Would PEMPRO be a worthwhile addition to the software kit just for its polar alignment tool? Possibly, considering that I don't anticipate a permanent pier for the outfit and would welcome the ability to use more of the lawn, including areas from which Polaris is inaccessible. I'll download a 30-day trial copy the next time there is the prospect of several clear nights over which to give it a try. [Wait! There's also PoleAlignMax, which is freeware but which appears to require me to configure computer-based goto, hence a serial adapter, more cabling, another USB device.... But wait again! Why don't I just learn to use the alignment procedures outlined in the A-P manual using the GTOCP3 software? They are good enough for Roland, and they are good enough for you.]
I downloaded a beta program which purports to provide a front-end for scripting Nebulosity sequences. It worked great the first time I tried it (I called for 5s LRGB and dark frames which it produced as neatly as could be), but it has not worked properly again since. I'll work on that some after the first of the month and see if I can get it tamed. More when I know more. The ability to set a long series of LRGB frames would be very nice. According to the Nebulosity docs, this can also be done manually using a text editor. Also, I've done this in Maxim DL, but if I could do it without leaving the comfortable and cushy Nebulosity environment, better.

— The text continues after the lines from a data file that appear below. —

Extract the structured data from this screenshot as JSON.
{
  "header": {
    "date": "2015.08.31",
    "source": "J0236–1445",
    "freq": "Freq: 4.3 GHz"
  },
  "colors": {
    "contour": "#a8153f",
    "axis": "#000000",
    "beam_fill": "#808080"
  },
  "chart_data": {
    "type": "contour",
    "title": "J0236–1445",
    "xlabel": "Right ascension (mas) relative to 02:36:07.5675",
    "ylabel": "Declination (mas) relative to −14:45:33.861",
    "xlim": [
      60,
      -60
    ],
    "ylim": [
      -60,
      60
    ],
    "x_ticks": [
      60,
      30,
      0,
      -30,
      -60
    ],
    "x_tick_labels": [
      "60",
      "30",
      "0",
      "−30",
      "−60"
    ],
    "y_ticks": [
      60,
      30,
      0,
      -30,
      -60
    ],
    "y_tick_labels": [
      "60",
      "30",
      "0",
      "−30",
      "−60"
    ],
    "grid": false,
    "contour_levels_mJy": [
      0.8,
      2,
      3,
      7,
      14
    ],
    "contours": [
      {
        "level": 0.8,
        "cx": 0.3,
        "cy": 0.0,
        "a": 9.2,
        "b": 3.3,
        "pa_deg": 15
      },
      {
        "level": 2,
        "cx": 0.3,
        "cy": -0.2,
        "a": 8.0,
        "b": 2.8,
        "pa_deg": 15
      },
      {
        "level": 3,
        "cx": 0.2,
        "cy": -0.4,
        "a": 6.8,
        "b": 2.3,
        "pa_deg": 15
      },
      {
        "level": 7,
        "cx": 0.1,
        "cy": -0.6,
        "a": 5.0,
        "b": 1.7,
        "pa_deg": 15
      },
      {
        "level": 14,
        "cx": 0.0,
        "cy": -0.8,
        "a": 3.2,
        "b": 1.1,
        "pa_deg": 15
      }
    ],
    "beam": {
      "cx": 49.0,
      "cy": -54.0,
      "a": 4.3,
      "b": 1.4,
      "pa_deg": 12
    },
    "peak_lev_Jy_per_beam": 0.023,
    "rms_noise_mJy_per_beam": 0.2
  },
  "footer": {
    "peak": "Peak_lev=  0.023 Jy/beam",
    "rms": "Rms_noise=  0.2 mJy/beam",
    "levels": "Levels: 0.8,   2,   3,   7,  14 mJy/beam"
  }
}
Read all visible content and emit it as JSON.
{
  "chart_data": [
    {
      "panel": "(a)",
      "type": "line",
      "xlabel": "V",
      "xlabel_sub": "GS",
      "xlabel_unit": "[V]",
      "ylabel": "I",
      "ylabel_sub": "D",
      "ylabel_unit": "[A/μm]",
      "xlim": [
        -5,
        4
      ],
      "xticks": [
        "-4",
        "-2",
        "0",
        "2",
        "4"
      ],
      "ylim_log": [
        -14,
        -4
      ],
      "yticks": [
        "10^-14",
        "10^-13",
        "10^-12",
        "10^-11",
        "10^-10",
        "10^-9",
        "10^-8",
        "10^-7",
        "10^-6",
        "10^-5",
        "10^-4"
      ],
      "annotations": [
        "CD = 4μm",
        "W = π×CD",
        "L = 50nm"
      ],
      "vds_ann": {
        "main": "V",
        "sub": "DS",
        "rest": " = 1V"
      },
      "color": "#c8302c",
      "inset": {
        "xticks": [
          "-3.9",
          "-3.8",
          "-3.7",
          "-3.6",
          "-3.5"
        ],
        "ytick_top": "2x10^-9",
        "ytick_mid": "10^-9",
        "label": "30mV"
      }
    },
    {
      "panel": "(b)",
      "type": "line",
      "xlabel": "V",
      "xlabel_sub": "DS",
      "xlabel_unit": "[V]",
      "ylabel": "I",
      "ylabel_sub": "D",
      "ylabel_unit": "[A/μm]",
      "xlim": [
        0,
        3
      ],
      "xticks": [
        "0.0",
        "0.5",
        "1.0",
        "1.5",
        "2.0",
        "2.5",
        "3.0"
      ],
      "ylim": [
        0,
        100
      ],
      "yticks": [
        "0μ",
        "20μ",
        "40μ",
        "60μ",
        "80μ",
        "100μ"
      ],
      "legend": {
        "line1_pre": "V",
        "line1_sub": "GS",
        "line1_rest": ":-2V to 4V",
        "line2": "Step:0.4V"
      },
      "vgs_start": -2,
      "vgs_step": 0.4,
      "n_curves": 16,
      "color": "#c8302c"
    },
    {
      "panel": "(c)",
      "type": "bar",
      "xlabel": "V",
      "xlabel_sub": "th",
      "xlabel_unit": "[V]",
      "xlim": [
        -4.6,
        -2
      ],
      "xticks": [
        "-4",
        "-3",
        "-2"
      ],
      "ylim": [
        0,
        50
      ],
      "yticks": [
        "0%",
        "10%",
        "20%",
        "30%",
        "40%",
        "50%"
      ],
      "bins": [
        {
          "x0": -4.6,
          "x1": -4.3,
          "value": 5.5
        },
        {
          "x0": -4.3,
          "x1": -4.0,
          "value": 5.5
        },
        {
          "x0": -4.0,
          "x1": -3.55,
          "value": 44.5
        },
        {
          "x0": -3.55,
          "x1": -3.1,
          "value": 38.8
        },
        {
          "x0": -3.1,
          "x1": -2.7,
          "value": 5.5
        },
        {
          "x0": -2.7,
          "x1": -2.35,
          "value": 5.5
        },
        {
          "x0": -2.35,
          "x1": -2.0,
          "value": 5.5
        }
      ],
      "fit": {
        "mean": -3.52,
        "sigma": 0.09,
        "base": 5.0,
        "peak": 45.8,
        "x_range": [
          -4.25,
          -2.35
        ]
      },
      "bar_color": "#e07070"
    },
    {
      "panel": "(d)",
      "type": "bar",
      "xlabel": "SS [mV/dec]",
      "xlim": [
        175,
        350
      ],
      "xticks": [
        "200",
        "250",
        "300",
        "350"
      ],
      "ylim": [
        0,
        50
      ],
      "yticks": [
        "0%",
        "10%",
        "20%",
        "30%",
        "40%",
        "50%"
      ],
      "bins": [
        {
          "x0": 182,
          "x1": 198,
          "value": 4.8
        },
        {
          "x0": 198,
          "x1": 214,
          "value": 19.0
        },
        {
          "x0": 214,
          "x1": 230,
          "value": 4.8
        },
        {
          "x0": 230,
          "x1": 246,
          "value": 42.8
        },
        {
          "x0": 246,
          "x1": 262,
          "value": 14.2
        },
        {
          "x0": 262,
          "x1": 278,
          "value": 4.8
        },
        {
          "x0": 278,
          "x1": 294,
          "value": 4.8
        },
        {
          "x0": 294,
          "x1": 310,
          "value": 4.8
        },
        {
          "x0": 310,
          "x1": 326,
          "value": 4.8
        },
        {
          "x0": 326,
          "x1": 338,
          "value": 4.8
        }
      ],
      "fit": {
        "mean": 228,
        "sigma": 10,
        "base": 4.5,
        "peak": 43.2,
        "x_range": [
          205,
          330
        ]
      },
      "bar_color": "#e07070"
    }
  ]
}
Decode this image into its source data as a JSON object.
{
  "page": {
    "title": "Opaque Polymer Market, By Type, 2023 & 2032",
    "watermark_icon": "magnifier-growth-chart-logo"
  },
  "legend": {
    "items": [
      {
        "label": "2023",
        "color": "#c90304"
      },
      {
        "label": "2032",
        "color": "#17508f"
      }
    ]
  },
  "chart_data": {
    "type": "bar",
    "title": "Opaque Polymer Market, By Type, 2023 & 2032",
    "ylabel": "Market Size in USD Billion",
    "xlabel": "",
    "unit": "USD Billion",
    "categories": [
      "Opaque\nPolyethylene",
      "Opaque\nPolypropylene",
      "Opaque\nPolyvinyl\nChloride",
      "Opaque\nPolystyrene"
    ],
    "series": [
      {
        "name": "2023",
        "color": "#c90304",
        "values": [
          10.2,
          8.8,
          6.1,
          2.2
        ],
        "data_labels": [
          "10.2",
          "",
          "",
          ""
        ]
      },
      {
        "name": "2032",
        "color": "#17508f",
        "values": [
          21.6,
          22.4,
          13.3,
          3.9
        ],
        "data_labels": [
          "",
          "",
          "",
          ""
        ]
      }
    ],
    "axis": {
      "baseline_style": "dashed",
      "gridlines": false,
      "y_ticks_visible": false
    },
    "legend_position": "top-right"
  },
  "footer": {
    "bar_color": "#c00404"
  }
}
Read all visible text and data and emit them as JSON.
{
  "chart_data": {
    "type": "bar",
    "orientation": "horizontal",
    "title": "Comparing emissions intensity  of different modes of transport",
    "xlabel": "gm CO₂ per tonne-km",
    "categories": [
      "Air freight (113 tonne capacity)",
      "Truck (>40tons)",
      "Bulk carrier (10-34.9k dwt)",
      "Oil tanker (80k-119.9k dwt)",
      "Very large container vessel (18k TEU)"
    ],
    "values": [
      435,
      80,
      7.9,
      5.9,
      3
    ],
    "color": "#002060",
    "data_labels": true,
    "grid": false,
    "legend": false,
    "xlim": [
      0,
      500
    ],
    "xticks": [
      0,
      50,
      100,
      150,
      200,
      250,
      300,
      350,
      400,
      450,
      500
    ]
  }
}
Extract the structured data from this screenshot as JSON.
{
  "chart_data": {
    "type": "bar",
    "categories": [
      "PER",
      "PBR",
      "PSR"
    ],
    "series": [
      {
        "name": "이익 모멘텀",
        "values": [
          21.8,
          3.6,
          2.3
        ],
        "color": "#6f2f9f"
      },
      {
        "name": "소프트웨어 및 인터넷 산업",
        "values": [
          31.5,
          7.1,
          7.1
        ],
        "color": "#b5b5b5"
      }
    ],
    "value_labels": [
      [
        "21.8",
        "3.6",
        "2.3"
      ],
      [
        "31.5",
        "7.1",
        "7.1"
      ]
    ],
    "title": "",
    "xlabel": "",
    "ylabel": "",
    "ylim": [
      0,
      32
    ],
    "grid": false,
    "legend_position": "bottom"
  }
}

The effective focal length of the telecompressed A-P with the Mandel Muscle Plate replacing the stock front plate of the CFW-8a is shortened by 1mm to 537.4mm.
A cheap fleece from CVS now covers the computer when in use on its heating pad and serves as an added layer over the telescope when throwing the TeleGizmos cover over it.
The weather better clear
up soon before I get completely caught up
Also at CVS, I picked up some 91% isopropyl alcohol, the Canon-recommended variety for clearning lens contacts, and used that to clean the gold connections on the 17-85mm AFs IS which has been giving me communications errors on all bodies lately. I dampened a paper towel with the alcohol and thoroughly swabbed each contact using a dental pick. No more problems.
The repaired and cleaned 50D came home from Steve Swearingen of The Camera Clinic in Sparks, NV. Works like a charm. Google them for camera repairs!